1. Ares Capital Corp (ARCC), Yield 8.3%
Many smaller business got hit particularly hard by the pandemic due to the government imposed lockdowns and social distancing. And this phenomenon revealed itself in the Business Development Company (“BDC”) space, considering these companies specialize in providing financing (mainly loans) to middle market companies (i.e. small businesses as compared to the Google and Microsoft’s of the world). Ares Capital is one example of a BDC that got hit hard by the pandemic.
ARCC Share Price:
However, the false narrative that says “it is now too late to invest in BDCs because they have already (finally) recovered from the initial precipitous pandemic sell off” is wrong. Not only is it wrong, but it is one of the most common false narratives that cause investors to make mistakes. Yes, the share price of ARCC has recovered significantly since the pandemic lows, but it is not too late to buy. This is a stock that has continued to pay a steady to rising dividend many many quarters in a row, and based on its continuing financial strength, we expect it to continue paying high income in the years ahead. And if you are an income-focused investor, you’d be remiss to not consider investing in a big strong 8.3% dividend yield just because the price has risen. For our detailed analysis of ARCC you can access our recent full report here:
2. TriplePoint Venture Growth, Yield: 9,4%
Another false narrative among investors is that income-focused investors should not invest in growth businesses. This narrative is wrong for multiple reasons, and it seems to get promulgated by the industry’s fascination with style boxes. According to the style boxes, you need to be a growth investor or a value investor. A small cap investors or a large cap investor. Or a dividend investor or not. This is a dangerous way to think about investing because it not only causes you to overlook attractive opportunities (that may fall outside your style box), but it can also cause you to miss out on valuable diversification benefits.
TPVG Share Price:
TriplePoint Venture Growth is a rule breaker stock because it invests in growth businesses in growth industries, but it also offers a big attractive dividend yield. Specifically, TPVG is a BDC that invests in e-commerce, entertainment, technology and life sciences (traditional growth sectors), and we consider it to be a very attractive investment opportunity. You can read our recent full report on TPVG here:
3. Veeva Systems (VEEV)
There are many false narratives about growth stocks, and our next investment idea touches on several of them. First, if you are looking for powerful long-term growth potential, Veeva is worth considering (because it is growing rapidly and has a lot of runway to keep growing). Second, if you are an income-focused investor, it’s okay to own a few growth stocks too (they can provide plenty of spending cash through gains). Third, it’s wrong to associate all growth stocks with a dying pandemic trade (Veeva is different, and it can grow long beyond the pandemic). And fourth, it’s ridiculous to think you can’t buy a growth stock right after a sell off (Veeva shares have recently pulled back).
VEEV Share Price:
Successful long-term investing is about identifying attractive business, and if you can purchase them at a better price (i.e. like right after a sell off) then more power to you. You can access our previous full report on Veeva here:
The Bottom Line:
One of the most important rules of investing is simply to understand that the media is not there to help you.

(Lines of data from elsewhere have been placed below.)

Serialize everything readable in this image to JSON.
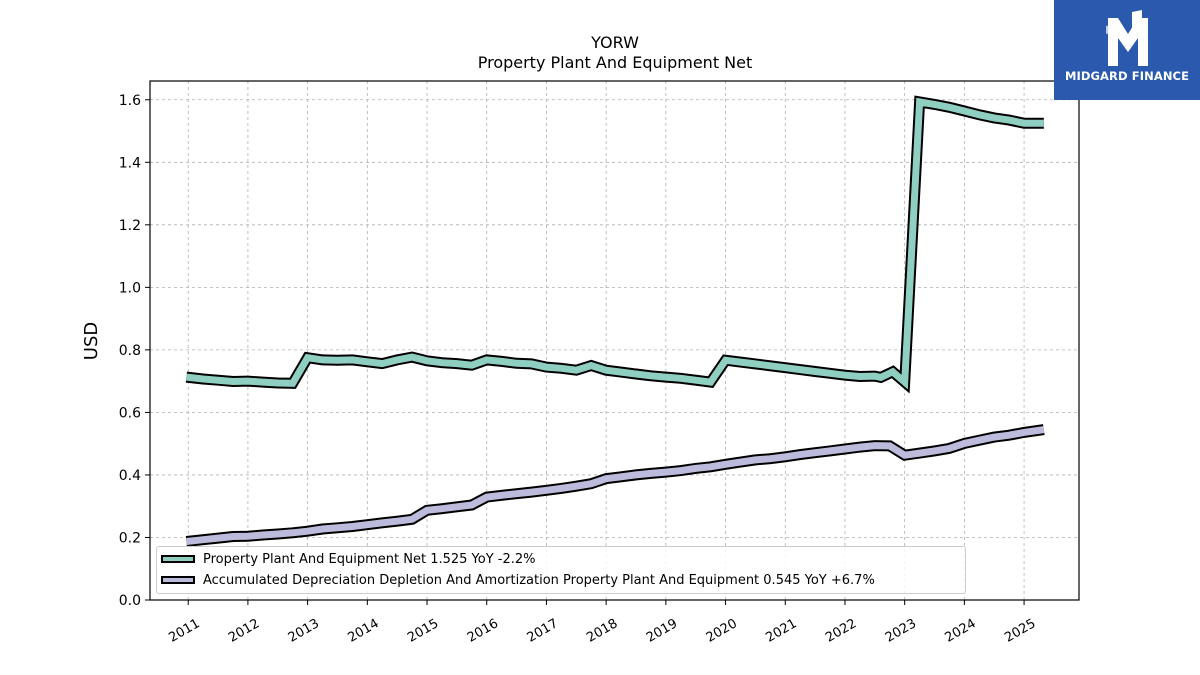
{
  "chart_data": {
    "type": "line",
    "title": "YORW",
    "subtitle": "Property Plant And Equipment Net",
    "xlabel": "",
    "ylabel": "USD",
    "ylim": [
      0,
      1.66
    ],
    "yticks": [
      "0.0",
      "0.2",
      "0.4",
      "0.6",
      "0.8",
      "1.0",
      "1.2",
      "1.4",
      "1.6"
    ],
    "ytick_values": [
      0,
      0.2,
      0.4,
      0.6,
      0.8,
      1.0,
      1.2,
      1.4,
      1.6
    ],
    "xticks": [
      "2011",
      "2012",
      "2013",
      "2014",
      "2015",
      "2016",
      "2017",
      "2018",
      "2019",
      "2020",
      "2021",
      "2022",
      "2023",
      "2024",
      "2025"
    ],
    "xlim": [
      2010.36,
      2025.92
    ],
    "grid": true,
    "legend_position": "bottom-left",
    "series": [
      {
        "name": "Property Plant And Equipment Net  1.525 YoY -2.2%",
        "color": "#8ecfc1",
        "points": [
          [
            2010.97,
            0.713
          ],
          [
            2011.25,
            0.707
          ],
          [
            2011.5,
            0.703
          ],
          [
            2011.75,
            0.699
          ],
          [
            2012.0,
            0.7
          ],
          [
            2012.25,
            0.697
          ],
          [
            2012.5,
            0.694
          ],
          [
            2012.75,
            0.693
          ],
          [
            2013.0,
            0.775
          ],
          [
            2013.25,
            0.768
          ],
          [
            2013.5,
            0.767
          ],
          [
            2013.75,
            0.768
          ],
          [
            2014.0,
            0.762
          ],
          [
            2014.25,
            0.756
          ],
          [
            2014.5,
            0.768
          ],
          [
            2014.75,
            0.777
          ],
          [
            2015.0,
            0.765
          ],
          [
            2015.25,
            0.759
          ],
          [
            2015.5,
            0.756
          ],
          [
            2015.75,
            0.751
          ],
          [
            2016.0,
            0.768
          ],
          [
            2016.25,
            0.763
          ],
          [
            2016.5,
            0.757
          ],
          [
            2016.75,
            0.755
          ],
          [
            2017.0,
            0.745
          ],
          [
            2017.25,
            0.741
          ],
          [
            2017.5,
            0.735
          ],
          [
            2017.75,
            0.75
          ],
          [
            2018.0,
            0.735
          ],
          [
            2018.25,
            0.729
          ],
          [
            2018.5,
            0.723
          ],
          [
            2018.75,
            0.717
          ],
          [
            2019.0,
            0.713
          ],
          [
            2019.25,
            0.709
          ],
          [
            2019.5,
            0.703
          ],
          [
            2019.75,
            0.697
          ],
          [
            2020.0,
            0.767
          ],
          [
            2020.25,
            0.761
          ],
          [
            2020.5,
            0.755
          ],
          [
            2020.75,
            0.749
          ],
          [
            2021.0,
            0.743
          ],
          [
            2021.25,
            0.737
          ],
          [
            2021.5,
            0.731
          ],
          [
            2021.75,
            0.725
          ],
          [
            2022.0,
            0.719
          ],
          [
            2022.25,
            0.715
          ],
          [
            2022.5,
            0.716
          ],
          [
            2022.6,
            0.712
          ],
          [
            2022.8,
            0.73
          ],
          [
            2023.0,
            0.697
          ],
          [
            2023.25,
            1.593
          ],
          [
            2023.5,
            1.585
          ],
          [
            2023.75,
            1.576
          ],
          [
            2024.0,
            1.564
          ],
          [
            2024.25,
            1.552
          ],
          [
            2024.5,
            1.542
          ],
          [
            2024.75,
            1.535
          ],
          [
            2025.0,
            1.525
          ],
          [
            2025.33,
            1.525
          ]
        ]
      },
      {
        "name": "Accumulated Depreciation Depletion And Amortization Property Plant And Equipment  0.545 YoY +6.7%",
        "color": "#bcbbdc",
        "points": [
          [
            2010.97,
            0.187
          ],
          [
            2011.25,
            0.193
          ],
          [
            2011.5,
            0.198
          ],
          [
            2011.75,
            0.203
          ],
          [
            2012.0,
            0.204
          ],
          [
            2012.25,
            0.208
          ],
          [
            2012.5,
            0.211
          ],
          [
            2012.75,
            0.215
          ],
          [
            2013.0,
            0.22
          ],
          [
            2013.25,
            0.227
          ],
          [
            2013.5,
            0.231
          ],
          [
            2013.75,
            0.235
          ],
          [
            2014.0,
            0.241
          ],
          [
            2014.25,
            0.247
          ],
          [
            2014.5,
            0.252
          ],
          [
            2014.75,
            0.258
          ],
          [
            2015.0,
            0.287
          ],
          [
            2015.25,
            0.292
          ],
          [
            2015.5,
            0.298
          ],
          [
            2015.75,
            0.304
          ],
          [
            2016.0,
            0.329
          ],
          [
            2016.25,
            0.335
          ],
          [
            2016.5,
            0.34
          ],
          [
            2016.75,
            0.345
          ],
          [
            2017.0,
            0.351
          ],
          [
            2017.25,
            0.357
          ],
          [
            2017.5,
            0.364
          ],
          [
            2017.75,
            0.372
          ],
          [
            2018.0,
            0.388
          ],
          [
            2018.25,
            0.394
          ],
          [
            2018.5,
            0.4
          ],
          [
            2018.75,
            0.405
          ],
          [
            2019.0,
            0.409
          ],
          [
            2019.25,
            0.414
          ],
          [
            2019.5,
            0.421
          ],
          [
            2019.75,
            0.426
          ],
          [
            2020.0,
            0.434
          ],
          [
            2020.25,
            0.441
          ],
          [
            2020.5,
            0.448
          ],
          [
            2020.75,
            0.452
          ],
          [
            2021.0,
            0.458
          ],
          [
            2021.25,
            0.465
          ],
          [
            2021.5,
            0.471
          ],
          [
            2021.75,
            0.477
          ],
          [
            2022.0,
            0.483
          ],
          [
            2022.25,
            0.489
          ],
          [
            2022.5,
            0.494
          ],
          [
            2022.75,
            0.493
          ],
          [
            2023.0,
            0.463
          ],
          [
            2023.25,
            0.47
          ],
          [
            2023.5,
            0.477
          ],
          [
            2023.75,
            0.485
          ],
          [
            2024.0,
            0.501
          ],
          [
            2024.25,
            0.511
          ],
          [
            2024.5,
            0.521
          ],
          [
            2024.75,
            0.527
          ],
          [
            2025.0,
            0.536
          ],
          [
            2025.33,
            0.545
          ]
        ]
      }
    ]
  },
  "logo": {
    "text": "MIDGARD FINANCE",
    "bg_color": "#2a59ad",
    "text_color": "#ffffff"
  }
}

The media exists to make money for itself (through advertising dollars), and they don’t care about you or your investments. Unfortunately, one of the most powerful ways the media makes money is by putting out “false narratives,” or stories that garner a lot of attention but are not exactly true. And even more unfortunately, many unsuspecting investors are influenced by the media’s non-sense and end up making bad decisions (for example, they chase get-rich-quick schemes or they panic and sell everything). The single most important rule of investing is to know your own personal goals, and then stick to a plan that helps you achieve them. Disciplined, long-term, goal focused investing has been, and will continue to be, a winning strategy. Be smart. Know your goals; stick to your plan.